Your club's approach to community engagement - where do you stand?
Ask people from across your club/group which of the following best represents where they think you stand right now:
1. We are fully committed to working with everybody within our community, be it sport or non-sport partners. Our community programme is fully integrated within our club/enterprise and we are seen as a hub that attracts potential partners.
2. We are developing our community programme and although we still have a way to go, we are fully committed to this and we are fully aware of the benefits.
3. We need to focus harder on getting engaged with the community.
4. We'll talk to people from the community if they come to us…but why should they?
5. Community - what has that got to do with sports?
|Being ‘More than a Club’ means your organisation literally sits in the middle of its community and it can, and should, play a vital role for its community. This can also help you attract more skilled and passionate volunteers as a wider range of people will want to be involved. Such clubs and groups can also generate more income as more people come to their activities, matches and events, support fundraising and offer sponsorship opportunities – it really is that simple.|
For more details and some great case studies on becoming ‘More than a Club’ you can watch this video. (You may need to register with GoToStage for access).
Create shared value with the rest of your community
What is shared value and how could it work for your sports club or group? Shared value for sports clubs and other activity providers can be defined as a new kind of partnership, in which both the club and the community contribute directly to the strength and development of each other. This is not about sharing value that already exists. It is about expanding the current pool of value and finding new ways to create synergy that benefit everyone involved.
Try the shared value test – ask your club or group and your current/potential community partners:
• What can we do for you?
• What can you do for us?
• What can we do together?
Becoming a hub, not just a club
Many successful, non-traditional community sport/activity providers regard the success of their community engagement as just as important as the outcomes of their sporting activities. Often, because their roots are in the community, they can design and deliver their programmes to suit people's real needs, instead of focusing on sporting outcomes alone.
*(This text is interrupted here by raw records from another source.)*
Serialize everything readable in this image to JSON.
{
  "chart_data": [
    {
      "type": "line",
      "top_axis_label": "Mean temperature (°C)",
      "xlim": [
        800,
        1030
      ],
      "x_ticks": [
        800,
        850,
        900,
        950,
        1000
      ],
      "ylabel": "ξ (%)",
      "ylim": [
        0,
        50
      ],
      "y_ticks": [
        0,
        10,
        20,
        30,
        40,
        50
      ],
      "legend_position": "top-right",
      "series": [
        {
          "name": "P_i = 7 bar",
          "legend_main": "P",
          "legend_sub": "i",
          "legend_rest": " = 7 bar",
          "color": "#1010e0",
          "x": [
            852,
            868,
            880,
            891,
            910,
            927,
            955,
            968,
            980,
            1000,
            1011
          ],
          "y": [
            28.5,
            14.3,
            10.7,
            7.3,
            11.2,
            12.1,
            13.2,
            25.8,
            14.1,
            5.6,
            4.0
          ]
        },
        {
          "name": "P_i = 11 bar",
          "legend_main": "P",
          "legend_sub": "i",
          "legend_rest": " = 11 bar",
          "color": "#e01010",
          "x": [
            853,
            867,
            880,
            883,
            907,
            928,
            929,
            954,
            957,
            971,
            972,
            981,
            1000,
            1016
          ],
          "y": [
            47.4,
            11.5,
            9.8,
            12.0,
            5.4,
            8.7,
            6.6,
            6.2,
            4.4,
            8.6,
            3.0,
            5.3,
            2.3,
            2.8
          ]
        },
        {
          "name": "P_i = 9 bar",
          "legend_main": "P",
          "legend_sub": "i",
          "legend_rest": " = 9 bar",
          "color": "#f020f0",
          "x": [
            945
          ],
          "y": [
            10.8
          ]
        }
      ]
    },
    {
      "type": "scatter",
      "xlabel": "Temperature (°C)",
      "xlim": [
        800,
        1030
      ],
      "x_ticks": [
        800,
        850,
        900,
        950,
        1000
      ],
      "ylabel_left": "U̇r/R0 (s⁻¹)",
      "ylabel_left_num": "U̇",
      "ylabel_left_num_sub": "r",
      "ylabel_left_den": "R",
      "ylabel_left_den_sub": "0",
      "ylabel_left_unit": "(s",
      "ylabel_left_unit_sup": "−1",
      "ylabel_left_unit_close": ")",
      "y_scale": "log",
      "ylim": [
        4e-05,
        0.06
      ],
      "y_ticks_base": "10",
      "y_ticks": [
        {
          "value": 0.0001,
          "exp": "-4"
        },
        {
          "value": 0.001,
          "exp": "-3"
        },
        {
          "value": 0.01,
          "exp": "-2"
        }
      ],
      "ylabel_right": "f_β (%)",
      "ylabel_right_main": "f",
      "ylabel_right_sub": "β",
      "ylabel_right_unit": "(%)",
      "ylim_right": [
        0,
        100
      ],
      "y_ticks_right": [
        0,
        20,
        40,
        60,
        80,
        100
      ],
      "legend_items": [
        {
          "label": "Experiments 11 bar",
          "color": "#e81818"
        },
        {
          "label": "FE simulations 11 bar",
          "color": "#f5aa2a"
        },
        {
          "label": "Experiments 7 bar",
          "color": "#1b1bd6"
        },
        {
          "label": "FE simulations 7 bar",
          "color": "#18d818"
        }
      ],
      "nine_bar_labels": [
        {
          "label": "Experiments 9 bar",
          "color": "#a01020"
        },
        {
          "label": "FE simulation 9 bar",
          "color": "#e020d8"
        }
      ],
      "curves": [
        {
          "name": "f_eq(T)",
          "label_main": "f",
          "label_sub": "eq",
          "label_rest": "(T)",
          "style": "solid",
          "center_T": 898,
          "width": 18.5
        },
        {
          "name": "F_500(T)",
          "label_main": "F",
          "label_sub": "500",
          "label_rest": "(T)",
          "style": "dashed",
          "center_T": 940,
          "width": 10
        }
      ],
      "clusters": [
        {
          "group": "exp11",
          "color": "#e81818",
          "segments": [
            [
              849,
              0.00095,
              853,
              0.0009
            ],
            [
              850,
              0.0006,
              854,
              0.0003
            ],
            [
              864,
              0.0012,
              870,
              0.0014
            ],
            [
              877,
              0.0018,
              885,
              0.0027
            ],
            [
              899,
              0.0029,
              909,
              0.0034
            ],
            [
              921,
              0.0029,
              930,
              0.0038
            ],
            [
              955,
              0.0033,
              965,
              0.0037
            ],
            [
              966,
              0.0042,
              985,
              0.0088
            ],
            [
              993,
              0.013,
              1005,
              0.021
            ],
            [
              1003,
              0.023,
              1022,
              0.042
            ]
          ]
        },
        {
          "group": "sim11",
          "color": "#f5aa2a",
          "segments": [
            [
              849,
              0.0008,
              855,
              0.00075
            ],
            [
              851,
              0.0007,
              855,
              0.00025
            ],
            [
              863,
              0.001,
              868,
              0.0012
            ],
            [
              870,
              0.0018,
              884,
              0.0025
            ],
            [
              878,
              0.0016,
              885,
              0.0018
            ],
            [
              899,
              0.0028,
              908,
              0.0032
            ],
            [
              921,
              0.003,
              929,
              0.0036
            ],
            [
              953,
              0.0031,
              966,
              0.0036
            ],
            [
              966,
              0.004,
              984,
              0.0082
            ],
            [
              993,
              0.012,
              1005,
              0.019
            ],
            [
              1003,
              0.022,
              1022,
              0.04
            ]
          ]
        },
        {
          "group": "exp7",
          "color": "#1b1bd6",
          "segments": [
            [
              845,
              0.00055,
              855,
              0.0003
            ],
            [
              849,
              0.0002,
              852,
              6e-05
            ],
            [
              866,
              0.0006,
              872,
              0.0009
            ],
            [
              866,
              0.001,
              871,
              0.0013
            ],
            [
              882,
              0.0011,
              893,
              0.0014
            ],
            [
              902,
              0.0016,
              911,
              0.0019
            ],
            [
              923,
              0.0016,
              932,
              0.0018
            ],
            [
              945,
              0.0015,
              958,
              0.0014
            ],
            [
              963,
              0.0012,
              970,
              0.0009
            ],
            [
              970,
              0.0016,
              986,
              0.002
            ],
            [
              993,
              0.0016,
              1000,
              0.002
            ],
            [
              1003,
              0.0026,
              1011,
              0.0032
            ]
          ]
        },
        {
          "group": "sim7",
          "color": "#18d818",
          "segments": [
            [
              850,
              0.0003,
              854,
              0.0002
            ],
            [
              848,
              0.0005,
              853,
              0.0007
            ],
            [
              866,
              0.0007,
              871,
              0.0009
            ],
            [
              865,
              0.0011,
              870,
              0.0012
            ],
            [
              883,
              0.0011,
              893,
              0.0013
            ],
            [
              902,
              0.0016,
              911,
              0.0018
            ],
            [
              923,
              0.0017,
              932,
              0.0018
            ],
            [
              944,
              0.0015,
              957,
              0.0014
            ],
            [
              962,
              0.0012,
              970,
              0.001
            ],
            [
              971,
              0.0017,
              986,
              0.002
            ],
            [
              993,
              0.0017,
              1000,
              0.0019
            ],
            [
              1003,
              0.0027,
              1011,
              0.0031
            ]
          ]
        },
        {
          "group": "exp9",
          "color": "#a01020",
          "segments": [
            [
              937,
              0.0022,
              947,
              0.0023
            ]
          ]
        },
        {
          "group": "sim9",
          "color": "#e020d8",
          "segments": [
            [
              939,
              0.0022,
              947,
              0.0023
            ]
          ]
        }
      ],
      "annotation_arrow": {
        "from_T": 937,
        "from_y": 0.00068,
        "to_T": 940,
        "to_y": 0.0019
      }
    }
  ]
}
Try taking your club or group into your community – you can hold demonstrations in shopping centres, parks and housing estates or invite people to fun and informal 'have a go' sessions. Find out where potential users and volunteers might be, take your activities to them and find ways to engage them and understand their needs. Once you’ve done this, you can create an offer that fits what people want – not just what your club or group thinks it should be doing. By taking a similar approach, sports clubs have the opportunity to open up to their communities and become a hub that welcomes everyone.